When we first got the press release for Pearson Cycles‘ new wheelset it passed us by slightly. They are mainly marketed as road wheels. We thought it was worth checking whether they’d be suitable for gravel and ‘cross though, and the team at Pearson not only confirmed that they are, but also said that they are using them as such themselves. Let’s find out a bit more then…
Hoopdriver – Rim and disc options
The Hoopdriver range is a full carbon wheelset and is available in rim or disc options. It’s not often that cantis get a mention on GritCX nowadays, but we know a few folk still running them for ‘cross, or on treasured bikes and it’s good to know that good options are still available.
The Hoopdrivers are a high modulous full carbon rim combination of 38mm front and 50mm rear depths, built on to the highest grade with Sapim CX Ray aero spokes and Novatech precision sealed bearing hubs. Pearson says that these elements join forces as one of the fastest, strongest, multi use wheels in cycling. A big shout, but we aren’t going to argue with the around package; it has all the right ingredients.
The rounded shape of the trailing edge of the rim is designed to mimic the same shape formed by the tyre on the leading edge. Apparently, this reduces the ‘wing’ effect that causes buffeting during cross wind conditions and makes a marked improvement to aerodynamics – Pearson claims that the Hoopdrivers are noticeably quick to accelerate and are remarkably easy to hold at a higher speed.
To slow down on the rim brake version, the braking area on the rim wall is roughened to create extra friction when the calipers are applied to improve stopping speeds. The rims are tubeless ready and measure 23mm outside to outside.
- Rim Front – Unidirectional 24T HM carbon. 38mm depth, 23mm external width, roughened extra friction braking surface. 24 hole drilling. Tubeless ready.
- Rim Rear – Unidirectional 24T HM carbon. 50mm depth, 23mm external width, roughened extra friction braking surface. 24 hole drilling. Tubeless ready.
- Spokes – Sapim CX ray bladed spokes high-tensile, fatigue-resistant 18/8 stainless steel.
- Hubs (rim brake version) = Novatech F482SB-SL A291SB sealed precision bearing hubs. Shimano and Sram 11 speed compatible.
- Hubs (disc brake version) = Novatech D711 D712 sealed precision bearing centre lock disc hubs. Quick release or 12mm through axle options. Shimano and Sram 11 speed compatible.
- Rim tape – PVC high strength oversize tape.
- Finish – Matt black with subtle Pearson decals in matt white
- Brake pads included – Carbon specific pads front and rear
- RRP – £1300 (disc), £1200 (rim)
The wheels have been carefully developed following lengthy research by the Pearson’s product development team, who set out to design an optimum wheelset to cope with everyday conditions and enhance the ride of any road bike which was wheeled through their shop doors.

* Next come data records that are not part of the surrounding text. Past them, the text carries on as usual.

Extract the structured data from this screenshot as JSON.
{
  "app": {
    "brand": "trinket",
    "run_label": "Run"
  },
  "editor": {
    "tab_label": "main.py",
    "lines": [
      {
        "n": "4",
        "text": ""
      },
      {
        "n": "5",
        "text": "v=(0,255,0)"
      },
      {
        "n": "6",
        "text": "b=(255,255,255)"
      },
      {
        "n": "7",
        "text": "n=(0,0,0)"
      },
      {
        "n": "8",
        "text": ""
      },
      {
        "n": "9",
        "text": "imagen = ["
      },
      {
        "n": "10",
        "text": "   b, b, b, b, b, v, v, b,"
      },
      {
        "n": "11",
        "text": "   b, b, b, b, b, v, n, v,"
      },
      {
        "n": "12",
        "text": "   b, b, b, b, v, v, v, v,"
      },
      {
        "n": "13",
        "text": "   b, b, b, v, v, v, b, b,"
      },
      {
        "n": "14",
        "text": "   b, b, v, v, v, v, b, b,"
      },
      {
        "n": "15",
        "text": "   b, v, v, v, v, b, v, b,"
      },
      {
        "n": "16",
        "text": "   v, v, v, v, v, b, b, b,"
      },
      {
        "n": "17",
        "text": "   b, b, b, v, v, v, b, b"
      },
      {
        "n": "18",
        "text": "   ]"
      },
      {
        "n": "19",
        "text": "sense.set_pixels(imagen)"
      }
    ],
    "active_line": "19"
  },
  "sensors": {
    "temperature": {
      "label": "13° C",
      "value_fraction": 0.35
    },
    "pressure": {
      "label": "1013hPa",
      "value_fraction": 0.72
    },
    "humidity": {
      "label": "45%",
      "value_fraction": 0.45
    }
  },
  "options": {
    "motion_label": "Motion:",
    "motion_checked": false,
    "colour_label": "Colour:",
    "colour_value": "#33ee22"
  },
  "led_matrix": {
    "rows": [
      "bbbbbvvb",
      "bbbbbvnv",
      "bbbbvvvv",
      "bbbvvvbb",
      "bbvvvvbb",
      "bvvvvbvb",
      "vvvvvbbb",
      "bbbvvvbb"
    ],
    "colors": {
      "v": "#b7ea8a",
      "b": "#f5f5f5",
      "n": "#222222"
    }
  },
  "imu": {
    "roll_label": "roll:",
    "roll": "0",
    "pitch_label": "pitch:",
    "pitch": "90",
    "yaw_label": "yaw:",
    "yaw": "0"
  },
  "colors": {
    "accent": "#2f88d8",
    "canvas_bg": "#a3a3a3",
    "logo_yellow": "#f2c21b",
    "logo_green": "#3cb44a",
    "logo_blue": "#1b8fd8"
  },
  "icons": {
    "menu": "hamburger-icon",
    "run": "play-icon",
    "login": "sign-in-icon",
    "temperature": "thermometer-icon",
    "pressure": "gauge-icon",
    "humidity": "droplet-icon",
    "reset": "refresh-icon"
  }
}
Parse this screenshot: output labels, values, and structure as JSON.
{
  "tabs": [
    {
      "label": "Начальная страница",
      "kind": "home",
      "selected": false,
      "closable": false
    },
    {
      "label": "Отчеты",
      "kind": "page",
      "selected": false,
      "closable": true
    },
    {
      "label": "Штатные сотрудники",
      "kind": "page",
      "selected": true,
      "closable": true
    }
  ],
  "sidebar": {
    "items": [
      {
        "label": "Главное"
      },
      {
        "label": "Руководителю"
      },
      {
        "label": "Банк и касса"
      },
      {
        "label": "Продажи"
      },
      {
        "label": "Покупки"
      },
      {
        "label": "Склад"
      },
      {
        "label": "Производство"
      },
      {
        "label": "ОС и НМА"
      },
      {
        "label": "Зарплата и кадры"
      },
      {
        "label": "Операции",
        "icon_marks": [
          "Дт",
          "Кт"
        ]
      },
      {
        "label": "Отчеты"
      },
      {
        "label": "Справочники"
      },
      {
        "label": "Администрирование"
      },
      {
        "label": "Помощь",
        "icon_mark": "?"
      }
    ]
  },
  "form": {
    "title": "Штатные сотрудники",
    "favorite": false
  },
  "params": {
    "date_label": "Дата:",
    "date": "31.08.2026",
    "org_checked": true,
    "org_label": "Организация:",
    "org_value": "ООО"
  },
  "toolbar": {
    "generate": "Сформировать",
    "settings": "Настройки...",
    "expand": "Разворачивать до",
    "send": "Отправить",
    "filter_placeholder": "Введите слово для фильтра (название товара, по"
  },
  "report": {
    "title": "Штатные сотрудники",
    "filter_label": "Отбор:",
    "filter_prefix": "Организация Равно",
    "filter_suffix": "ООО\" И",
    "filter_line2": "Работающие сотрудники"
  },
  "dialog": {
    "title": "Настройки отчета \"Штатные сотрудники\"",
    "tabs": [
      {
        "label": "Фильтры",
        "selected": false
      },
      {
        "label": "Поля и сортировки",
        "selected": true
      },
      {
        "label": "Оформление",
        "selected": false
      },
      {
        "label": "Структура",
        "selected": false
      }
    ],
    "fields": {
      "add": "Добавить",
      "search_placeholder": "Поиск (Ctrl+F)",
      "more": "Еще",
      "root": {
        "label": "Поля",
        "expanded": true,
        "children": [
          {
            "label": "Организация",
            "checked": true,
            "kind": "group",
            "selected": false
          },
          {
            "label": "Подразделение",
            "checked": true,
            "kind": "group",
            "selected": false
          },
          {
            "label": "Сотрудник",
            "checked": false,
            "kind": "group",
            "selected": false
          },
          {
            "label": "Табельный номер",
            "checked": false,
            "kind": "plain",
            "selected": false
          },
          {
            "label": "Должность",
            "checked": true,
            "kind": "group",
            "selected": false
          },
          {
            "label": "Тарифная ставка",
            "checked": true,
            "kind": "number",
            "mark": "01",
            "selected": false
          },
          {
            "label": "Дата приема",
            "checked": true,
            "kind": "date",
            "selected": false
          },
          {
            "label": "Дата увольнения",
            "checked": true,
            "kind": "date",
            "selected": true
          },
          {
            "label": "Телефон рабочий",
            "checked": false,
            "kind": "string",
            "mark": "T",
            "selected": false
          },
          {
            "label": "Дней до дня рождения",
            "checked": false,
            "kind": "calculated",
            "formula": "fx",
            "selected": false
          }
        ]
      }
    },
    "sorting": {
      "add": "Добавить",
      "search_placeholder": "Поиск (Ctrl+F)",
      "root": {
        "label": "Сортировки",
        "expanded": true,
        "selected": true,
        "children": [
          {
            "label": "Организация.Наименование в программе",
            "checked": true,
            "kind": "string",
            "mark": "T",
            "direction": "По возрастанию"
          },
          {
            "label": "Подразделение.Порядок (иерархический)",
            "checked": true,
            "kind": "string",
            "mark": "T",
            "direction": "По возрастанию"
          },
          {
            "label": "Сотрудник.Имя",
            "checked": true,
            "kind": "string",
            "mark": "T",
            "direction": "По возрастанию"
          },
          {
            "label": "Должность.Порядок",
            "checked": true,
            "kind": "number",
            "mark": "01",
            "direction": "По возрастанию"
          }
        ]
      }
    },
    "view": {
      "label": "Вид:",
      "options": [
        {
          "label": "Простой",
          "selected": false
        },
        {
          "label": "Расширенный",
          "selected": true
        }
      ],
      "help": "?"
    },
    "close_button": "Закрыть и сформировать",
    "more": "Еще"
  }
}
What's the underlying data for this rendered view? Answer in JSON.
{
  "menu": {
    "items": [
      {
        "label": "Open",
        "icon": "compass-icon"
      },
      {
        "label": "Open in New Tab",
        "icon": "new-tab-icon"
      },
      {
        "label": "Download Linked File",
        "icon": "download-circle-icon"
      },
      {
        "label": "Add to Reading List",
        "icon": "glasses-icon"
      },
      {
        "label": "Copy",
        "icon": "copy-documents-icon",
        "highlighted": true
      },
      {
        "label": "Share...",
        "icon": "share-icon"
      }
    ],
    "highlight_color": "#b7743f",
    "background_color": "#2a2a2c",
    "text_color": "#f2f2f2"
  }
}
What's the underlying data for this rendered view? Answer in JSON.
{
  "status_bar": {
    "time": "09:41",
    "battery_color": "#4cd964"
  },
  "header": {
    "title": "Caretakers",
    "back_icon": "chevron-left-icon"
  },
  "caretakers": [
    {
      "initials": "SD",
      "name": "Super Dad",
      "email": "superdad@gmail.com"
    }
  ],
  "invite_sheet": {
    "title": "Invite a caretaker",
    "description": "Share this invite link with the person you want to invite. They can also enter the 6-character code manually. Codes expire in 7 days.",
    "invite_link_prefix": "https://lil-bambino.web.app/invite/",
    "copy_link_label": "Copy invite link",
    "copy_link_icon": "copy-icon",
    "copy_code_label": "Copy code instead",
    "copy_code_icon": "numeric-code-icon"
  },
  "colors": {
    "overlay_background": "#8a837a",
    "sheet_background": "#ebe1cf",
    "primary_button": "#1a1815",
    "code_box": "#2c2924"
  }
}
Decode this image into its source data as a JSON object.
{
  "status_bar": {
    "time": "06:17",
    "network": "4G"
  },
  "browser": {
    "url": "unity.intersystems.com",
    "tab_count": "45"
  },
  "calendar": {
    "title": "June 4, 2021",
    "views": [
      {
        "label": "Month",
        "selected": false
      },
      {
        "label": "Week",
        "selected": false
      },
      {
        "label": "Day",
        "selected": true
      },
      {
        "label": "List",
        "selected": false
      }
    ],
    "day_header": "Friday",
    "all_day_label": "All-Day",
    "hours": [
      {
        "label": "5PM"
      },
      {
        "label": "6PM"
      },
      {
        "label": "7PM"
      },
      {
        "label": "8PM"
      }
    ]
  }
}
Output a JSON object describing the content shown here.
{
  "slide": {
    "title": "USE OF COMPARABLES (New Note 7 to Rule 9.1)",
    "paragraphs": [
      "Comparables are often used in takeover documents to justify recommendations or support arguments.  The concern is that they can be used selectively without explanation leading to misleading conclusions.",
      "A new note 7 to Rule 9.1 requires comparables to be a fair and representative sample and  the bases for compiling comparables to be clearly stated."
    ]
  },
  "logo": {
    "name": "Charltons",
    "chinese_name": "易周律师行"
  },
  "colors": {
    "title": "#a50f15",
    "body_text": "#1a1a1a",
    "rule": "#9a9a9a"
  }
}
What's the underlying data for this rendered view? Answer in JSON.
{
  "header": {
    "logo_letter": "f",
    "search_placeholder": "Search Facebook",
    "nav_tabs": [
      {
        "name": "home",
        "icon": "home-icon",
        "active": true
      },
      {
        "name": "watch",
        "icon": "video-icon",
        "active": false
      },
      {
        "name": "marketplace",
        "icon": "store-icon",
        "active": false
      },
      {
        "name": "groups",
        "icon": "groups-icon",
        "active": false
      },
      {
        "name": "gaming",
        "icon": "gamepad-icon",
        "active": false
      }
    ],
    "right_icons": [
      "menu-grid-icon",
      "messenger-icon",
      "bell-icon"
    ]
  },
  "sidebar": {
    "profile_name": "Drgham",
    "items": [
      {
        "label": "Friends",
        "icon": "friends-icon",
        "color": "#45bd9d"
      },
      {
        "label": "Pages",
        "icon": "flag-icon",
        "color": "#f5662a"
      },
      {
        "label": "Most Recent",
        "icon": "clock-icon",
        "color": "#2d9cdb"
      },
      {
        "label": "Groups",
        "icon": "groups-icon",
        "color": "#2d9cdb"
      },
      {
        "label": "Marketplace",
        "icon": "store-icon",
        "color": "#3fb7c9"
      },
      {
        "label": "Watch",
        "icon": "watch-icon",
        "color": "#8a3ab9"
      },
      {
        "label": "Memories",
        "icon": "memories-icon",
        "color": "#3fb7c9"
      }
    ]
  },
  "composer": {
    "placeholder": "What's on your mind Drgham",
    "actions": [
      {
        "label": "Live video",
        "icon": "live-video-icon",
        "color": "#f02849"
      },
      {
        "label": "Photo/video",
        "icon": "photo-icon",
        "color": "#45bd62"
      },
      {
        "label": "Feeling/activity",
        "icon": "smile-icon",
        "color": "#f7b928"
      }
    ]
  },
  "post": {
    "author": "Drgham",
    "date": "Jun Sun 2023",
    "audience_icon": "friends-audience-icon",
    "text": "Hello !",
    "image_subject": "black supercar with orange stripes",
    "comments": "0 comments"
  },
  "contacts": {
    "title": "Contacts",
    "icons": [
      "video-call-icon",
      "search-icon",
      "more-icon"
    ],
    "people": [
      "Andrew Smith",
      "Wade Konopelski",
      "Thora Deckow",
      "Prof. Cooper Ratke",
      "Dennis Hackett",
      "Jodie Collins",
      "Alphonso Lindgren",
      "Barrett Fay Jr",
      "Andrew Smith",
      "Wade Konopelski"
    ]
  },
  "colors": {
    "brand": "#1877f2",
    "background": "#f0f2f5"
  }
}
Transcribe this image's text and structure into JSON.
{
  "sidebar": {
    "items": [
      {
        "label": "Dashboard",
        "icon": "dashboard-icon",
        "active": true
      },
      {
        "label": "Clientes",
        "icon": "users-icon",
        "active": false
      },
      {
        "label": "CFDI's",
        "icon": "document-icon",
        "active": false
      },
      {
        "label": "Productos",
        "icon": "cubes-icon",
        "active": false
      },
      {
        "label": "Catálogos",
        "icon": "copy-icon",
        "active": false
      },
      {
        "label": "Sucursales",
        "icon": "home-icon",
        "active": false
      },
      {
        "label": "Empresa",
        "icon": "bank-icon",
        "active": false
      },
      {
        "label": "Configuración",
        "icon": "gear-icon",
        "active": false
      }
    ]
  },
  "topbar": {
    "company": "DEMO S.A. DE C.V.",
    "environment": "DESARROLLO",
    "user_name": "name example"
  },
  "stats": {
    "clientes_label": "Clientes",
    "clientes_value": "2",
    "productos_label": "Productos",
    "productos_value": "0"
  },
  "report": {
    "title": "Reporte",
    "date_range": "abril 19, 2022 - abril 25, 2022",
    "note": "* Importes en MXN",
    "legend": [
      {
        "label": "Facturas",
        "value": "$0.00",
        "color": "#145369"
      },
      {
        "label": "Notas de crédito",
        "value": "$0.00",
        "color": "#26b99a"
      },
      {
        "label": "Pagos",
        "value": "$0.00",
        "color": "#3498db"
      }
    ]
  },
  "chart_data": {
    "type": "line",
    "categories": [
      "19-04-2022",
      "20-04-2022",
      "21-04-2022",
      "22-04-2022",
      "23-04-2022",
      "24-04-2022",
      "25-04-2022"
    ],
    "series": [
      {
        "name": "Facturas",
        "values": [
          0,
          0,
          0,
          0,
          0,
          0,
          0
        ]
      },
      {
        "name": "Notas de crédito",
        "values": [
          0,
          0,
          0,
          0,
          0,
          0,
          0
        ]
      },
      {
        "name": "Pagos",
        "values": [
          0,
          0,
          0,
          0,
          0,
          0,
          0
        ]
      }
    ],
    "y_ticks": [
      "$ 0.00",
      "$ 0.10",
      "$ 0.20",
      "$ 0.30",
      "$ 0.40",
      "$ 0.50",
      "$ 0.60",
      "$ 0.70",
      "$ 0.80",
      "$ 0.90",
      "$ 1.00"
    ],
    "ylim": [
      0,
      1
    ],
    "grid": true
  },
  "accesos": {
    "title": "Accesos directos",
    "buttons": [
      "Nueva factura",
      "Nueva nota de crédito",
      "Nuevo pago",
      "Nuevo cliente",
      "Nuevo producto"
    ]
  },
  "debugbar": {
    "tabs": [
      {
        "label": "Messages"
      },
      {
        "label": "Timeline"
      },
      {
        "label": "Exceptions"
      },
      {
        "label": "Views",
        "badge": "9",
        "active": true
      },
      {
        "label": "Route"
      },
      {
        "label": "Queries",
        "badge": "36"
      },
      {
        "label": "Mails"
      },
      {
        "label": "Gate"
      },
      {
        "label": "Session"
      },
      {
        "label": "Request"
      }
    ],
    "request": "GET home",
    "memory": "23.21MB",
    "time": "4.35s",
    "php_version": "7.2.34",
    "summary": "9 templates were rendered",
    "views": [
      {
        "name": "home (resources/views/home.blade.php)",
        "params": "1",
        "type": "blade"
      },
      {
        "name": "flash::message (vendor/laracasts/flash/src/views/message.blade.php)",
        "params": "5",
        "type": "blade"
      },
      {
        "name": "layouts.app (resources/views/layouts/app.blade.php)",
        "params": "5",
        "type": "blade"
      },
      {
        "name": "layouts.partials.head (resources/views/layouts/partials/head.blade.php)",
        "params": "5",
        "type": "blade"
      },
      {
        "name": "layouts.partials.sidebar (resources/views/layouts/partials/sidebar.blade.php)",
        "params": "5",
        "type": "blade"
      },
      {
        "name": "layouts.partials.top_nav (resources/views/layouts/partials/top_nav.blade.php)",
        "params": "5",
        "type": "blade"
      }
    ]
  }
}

After much sampling of rim widths, depths and hole counts, they landed on a 24 front radial (cross 3 on disc version) and 24 rear cross 3 spoking pattern, on 38mm and 50mm depth rims accordingly. After testing in multiple weather conditions, road surfaces, elevations and descents, this was the format that performed well across the board. With a rounder rim profile and limiting the depths of the wheels they found that riders were less affected by cross winds and enhanced the speed and agility of the bike.
Hence the Hoopdriver was born, first in its rim brake incarnation, then the centre lock disc format followed shortly afterwards. The name incidentally, is derived not solely from a cycling reference of fitting new ‘hoops’ to your bike, but drew inspiration from the HG Wells novel Wheels of Chance (1895) where a Mr Hoopdriver rides from Putney (neighbouring the Pearson Sheen store in London) to the south coast and the freedom that comes from riding a bike…
“Only those who toil six long days out of the seven, and all the year round, save for one brief glorious fortnight or ten days in the summertime, know the exquisite sensations of the First Holiday Morning. All the dreary, uninteresting routine drops from you suddenly, your chains fall about your feet. . . . There were thrushes in the Richmond Road, and a lark on Putney Heath. The freshness of dew was in the air; dew or the relics of an overnight shower glittered on the leaves and grass. . . . He wheeled his machine up Putney Hill, and his heart sang within him.” – HG Wells, Wheels of Chance.